Title: Stick-Breaking Non-Parametric Priors via Dependent Length Variables
Abstract: In this talk, we present new classes of Bayesian nonparametric prior distributions. By allowing length random variables, in stick-breaking constructions, to be exchangeable or Markovian, appealing models for discrete random probability measures appear. Tuning the stochastic dependence in such length variables allows to recover extreme families of random probability measures, i.e. Dirichlet and Geometric processes. As a byproduct, the ordering of the weights, in the species sampling representation, can be controlled and thus tuned for efficient MCMC implementations in density estimation or unsupervised classification problems. Various theoretical properties and illustrations will be presented.

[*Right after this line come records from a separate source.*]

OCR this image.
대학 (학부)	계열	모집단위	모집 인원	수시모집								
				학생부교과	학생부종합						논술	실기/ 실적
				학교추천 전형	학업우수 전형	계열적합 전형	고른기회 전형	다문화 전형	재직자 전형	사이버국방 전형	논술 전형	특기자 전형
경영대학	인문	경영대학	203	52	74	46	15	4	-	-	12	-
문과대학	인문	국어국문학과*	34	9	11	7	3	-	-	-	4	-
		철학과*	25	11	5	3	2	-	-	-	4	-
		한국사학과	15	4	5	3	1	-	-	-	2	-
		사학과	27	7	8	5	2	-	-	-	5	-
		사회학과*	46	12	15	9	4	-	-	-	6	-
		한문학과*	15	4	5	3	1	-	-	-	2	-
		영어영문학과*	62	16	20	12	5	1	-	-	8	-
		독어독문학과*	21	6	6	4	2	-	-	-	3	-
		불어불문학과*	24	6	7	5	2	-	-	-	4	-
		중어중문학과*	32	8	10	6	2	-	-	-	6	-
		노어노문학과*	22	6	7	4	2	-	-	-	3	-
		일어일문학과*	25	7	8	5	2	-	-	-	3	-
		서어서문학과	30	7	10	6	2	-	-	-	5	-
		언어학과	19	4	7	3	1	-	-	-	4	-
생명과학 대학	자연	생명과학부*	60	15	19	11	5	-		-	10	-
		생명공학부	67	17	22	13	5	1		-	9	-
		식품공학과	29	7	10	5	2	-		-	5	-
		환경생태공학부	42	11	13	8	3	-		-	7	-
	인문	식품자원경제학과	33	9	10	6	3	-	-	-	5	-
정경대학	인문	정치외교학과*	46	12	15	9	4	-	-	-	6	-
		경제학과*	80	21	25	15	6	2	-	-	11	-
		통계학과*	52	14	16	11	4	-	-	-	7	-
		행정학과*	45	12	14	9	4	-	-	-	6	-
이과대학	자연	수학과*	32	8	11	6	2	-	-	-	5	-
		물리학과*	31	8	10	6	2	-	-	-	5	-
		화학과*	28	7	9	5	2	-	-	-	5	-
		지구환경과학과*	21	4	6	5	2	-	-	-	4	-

Title: Orthogonal Subsampling for Big Data Linear Regression
Abstract: The dramatic growth of big datasets presents a new challenge to data storage and analysis. Data reduction, or subsampling, that extracts useful information from datasets is a crucial step in big data analysis. We propose an orthogonal subsampling (OSS) approach for big data with a focus on linear regression models. The approach is inspired by the fact that an orthogonal array of two levels provides the best experimental design for linear regression models in the sense that it minimizes the average variance of the estimated parameters and provides the best predictions. The merits of OSS are three-fold: (i) it is easy to implement and fast; (ii) it is suitable for distributed parallel computing and ensures the subsamples selected in different batches have no common data points; and (iii) it outperforms existing methods in minimizing the mean squared errors of the estimated parameters and maximizing the efficiencies of the selected subsamples. Theoretical results and extensive numerical results show that the OSS approach is superior to existing subsampling approaches. It is also more robust to the presence of interactions among covariates and, when they do exist, OSS provides more precise estimates of the interaction effects than existing methods. The advantages of OSS are also illustrated through analysis of real data.